UBC English Professor Siân Echard talks all things Tolkien as The Hobbit: The Desolation of Smaug set to hit theatres Dec. 13
More than seven decades after it was first published, J.R.R. Tolkien’s The Hobbit has been transformed for the big screen by Hollywood heavyweight Peter Jackson, the same director who turned Tolkien’s Lord of the Rings trilogy into an Oscar-winning box office sensation.
The Hobbit: The Desolation of Smaug, which had a budget of more than $500 million, is the second instalment of a three-part series and is set to hit theatres on Dec 13. UBC English professor Siân Echard, talks about The Hobbit, its origins and the fantasy world of Tolkien.
How well does the novel translate onto the big screen?
A lot of people will say that Peter Jackson’s films get the mode wrong. The argument there is that the grandiose elements of the first movie are inappropriate for a children’s book, and that they’re not present in the novel. That’s not quite right. Near the very end of The Hobbit, the novel’s tone shifts and it starts to sound like The Lord of the Rings. You could say that Peter Jackson has retroactively applied that tone from the last bit of the book to the film adaptation.
How does Jackson’s film treatment differ from the novel?
A lot of what Jackson does with the story is finding the Hollywood appeal. Legolas, who does not appear in the book version of The Hobbit, appears in the movies and is also given a love interest.
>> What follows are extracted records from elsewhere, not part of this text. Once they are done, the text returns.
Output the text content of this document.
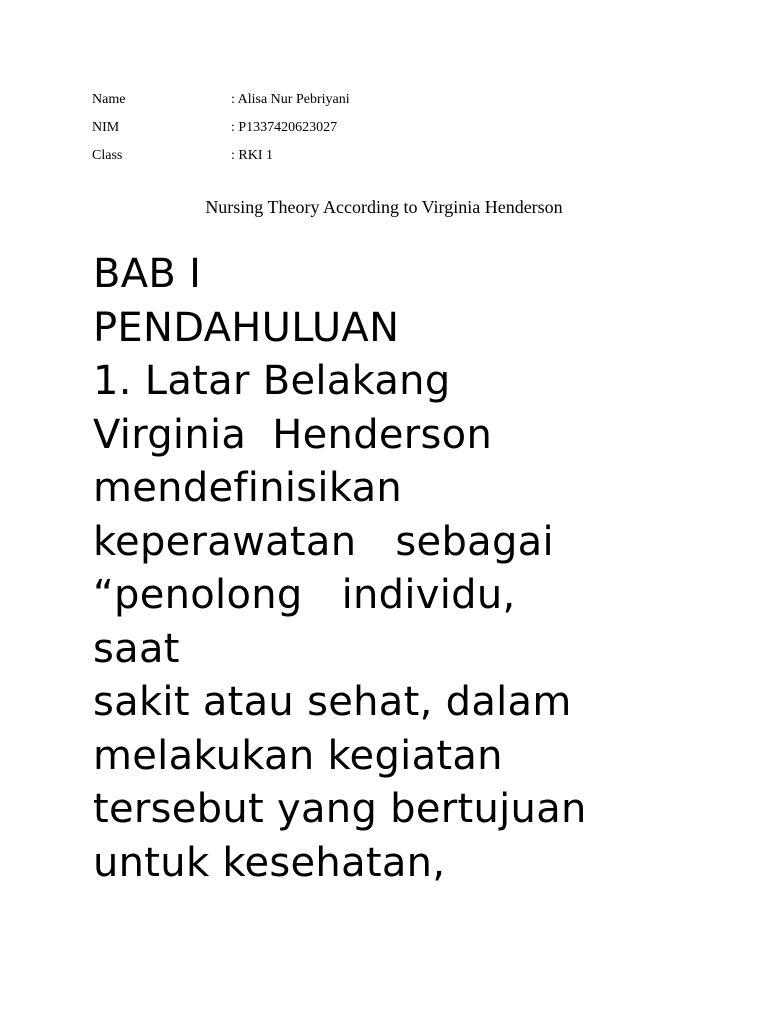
Name	: Alisa Nur Pebriyani
NIM	: P1337420623027
Class	: RKI 1
Nursing Theory According to Virginia Henderson
BAB I
PENDAHULUAN
1. Latar Belakang
Virginia  Henderson
mendefinisikan
keperawatan   sebagai
“penolong   individu,
saat
sakit atau sehat, dalam
melakukan kegiatan
tersebut yang bertujuan
untuk kesehatan,
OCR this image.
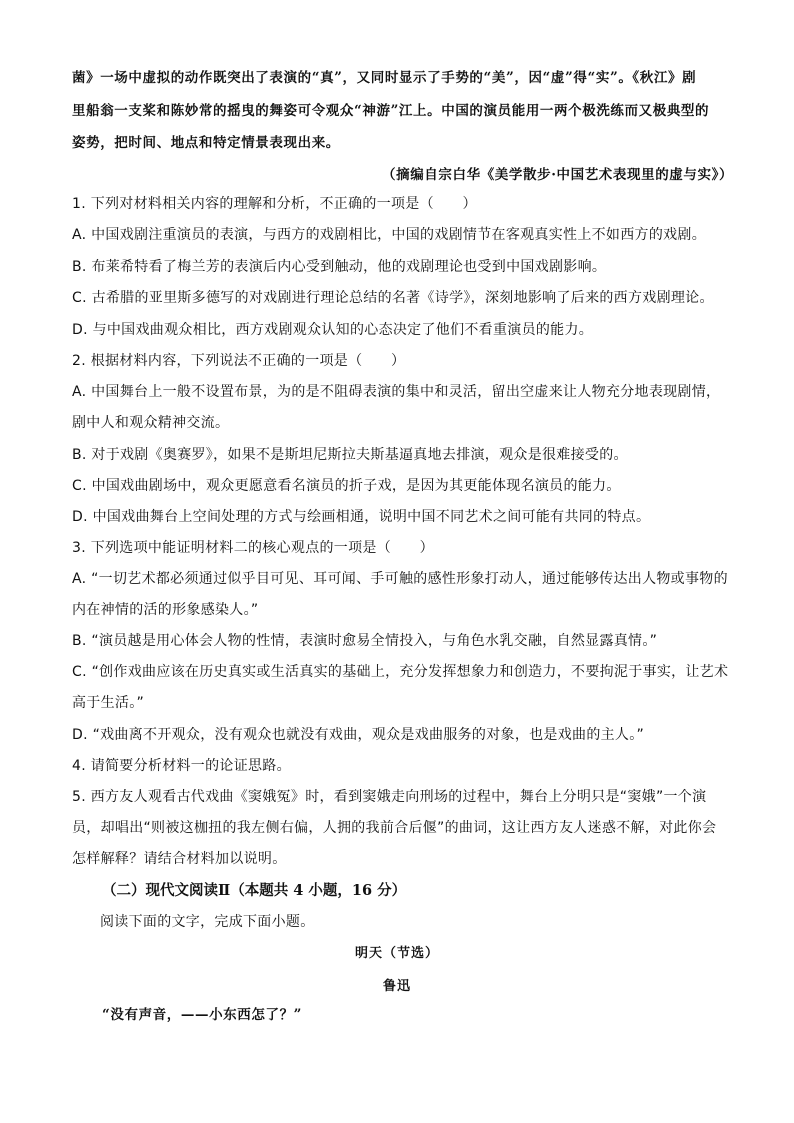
菌》一场中虚拟的动作既突出了表演的“真”，又同时显示了手势的“美”，因“虚”得“实”。《秋江》剧
里船翁一支桨和陈妙常的摇曳的舞姿可令观众“神游”江上。中国的演员能用一两个极洗练而又极典型的
姿势，把时间、地点和特定情景表现出来。
（摘编自宗白华《美学散步·中国艺术表现里的虚与实》）
1. 下列对材料相关内容的理解和分析，不正确的一项是（　　）
A. 中国戏剧注重演员的表演，与西方的戏剧相比，中国的戏剧情节在客观真实性上不如西方的戏剧。
B. 布莱希特看了梅兰芳的表演后内心受到触动，他的戏剧理论也受到中国戏剧影响。
C. 古希腊的亚里斯多德写的对戏剧进行理论总结的名著《诗学》，深刻地影响了后来的西方戏剧理论。
D. 与中国戏曲观众相比，西方戏剧观众认知的心态决定了他们不看重演员的能力。
2. 根据材料内容，下列说法不正确的一项是（　　）
A. 中国舞台上一般不设置布景，为的是不阻碍表演的集中和灵活，留出空虚来让人物充分地表现剧情，
剧中人和观众精神交流。
B. 对于戏剧《奥赛罗》，如果不是斯坦尼斯拉夫斯基逼真地去排演，观众是很难接受的。
C. 中国戏曲剧场中，观众更愿意看名演员的折子戏，是因为其更能体现名演员的能力。
D. 中国戏曲舞台上空间处理的方式与绘画相通，说明中国不同艺术之间可能有共同的特点。
3. 下列选项中能证明材料二的核心观点的一项是（　　）
A. “一切艺术都必须通过似乎目可见、耳可闻、手可触的感性形象打动人，通过能够传达出人物或事物的
内在神情的活的形象感染人。”
B. “演员越是用心体会人物的性情，表演时愈易全情投入，与角色水乳交融，自然显露真情。”
C. “创作戏曲应该在历史真实或生活真实的基础上，充分发挥想象力和创造力，不要拘泥于事实，让艺术
高于生活。”
D. “戏曲离不开观众，没有观众也就没有戏曲，观众是戏曲服务的对象，也是戏曲的主人。”
4. 请简要分析材料一的论证思路。
5. 西方友人观看古代戏曲《窦娥冤》时，看到窦娥走向刑场的过程中，舞台上分明只是“窦娥”一个演
员，却唱出“则被这枷扭的我左侧右偏，人拥的我前合后偃”的曲词，这让西方友人迷惑不解，对此你会
怎样解释？请结合材料加以说明。
（二）现代文阅读Ⅱ（本题共 4 小题，16 分）
阅读下面的文字，完成下面小题。
明天（节选）
鲁迅
“没有声音，——小东西怎了？”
A lot of the changes that have been made are shifting the story from one genre to another. Even if Tolkien were alive and didn’t like the films, that would not necessarily mean they were bad movies. Stephen King, for example, isn’t fond of Stanley Kubrick’s adaptation of The Shining, but that’s a great movie.
Why has Tolkien’s work had such long-lasting appeal?
We’re drawn to these stories because they focus on an everyman – a small, ordinary figure – who turns out to be central in the struggle between good and evil; it’s not the great powers who determine the future of a world teetering on the brink, but someone we can identify with. The story is formulaic, but formulas often work because they’re comforting.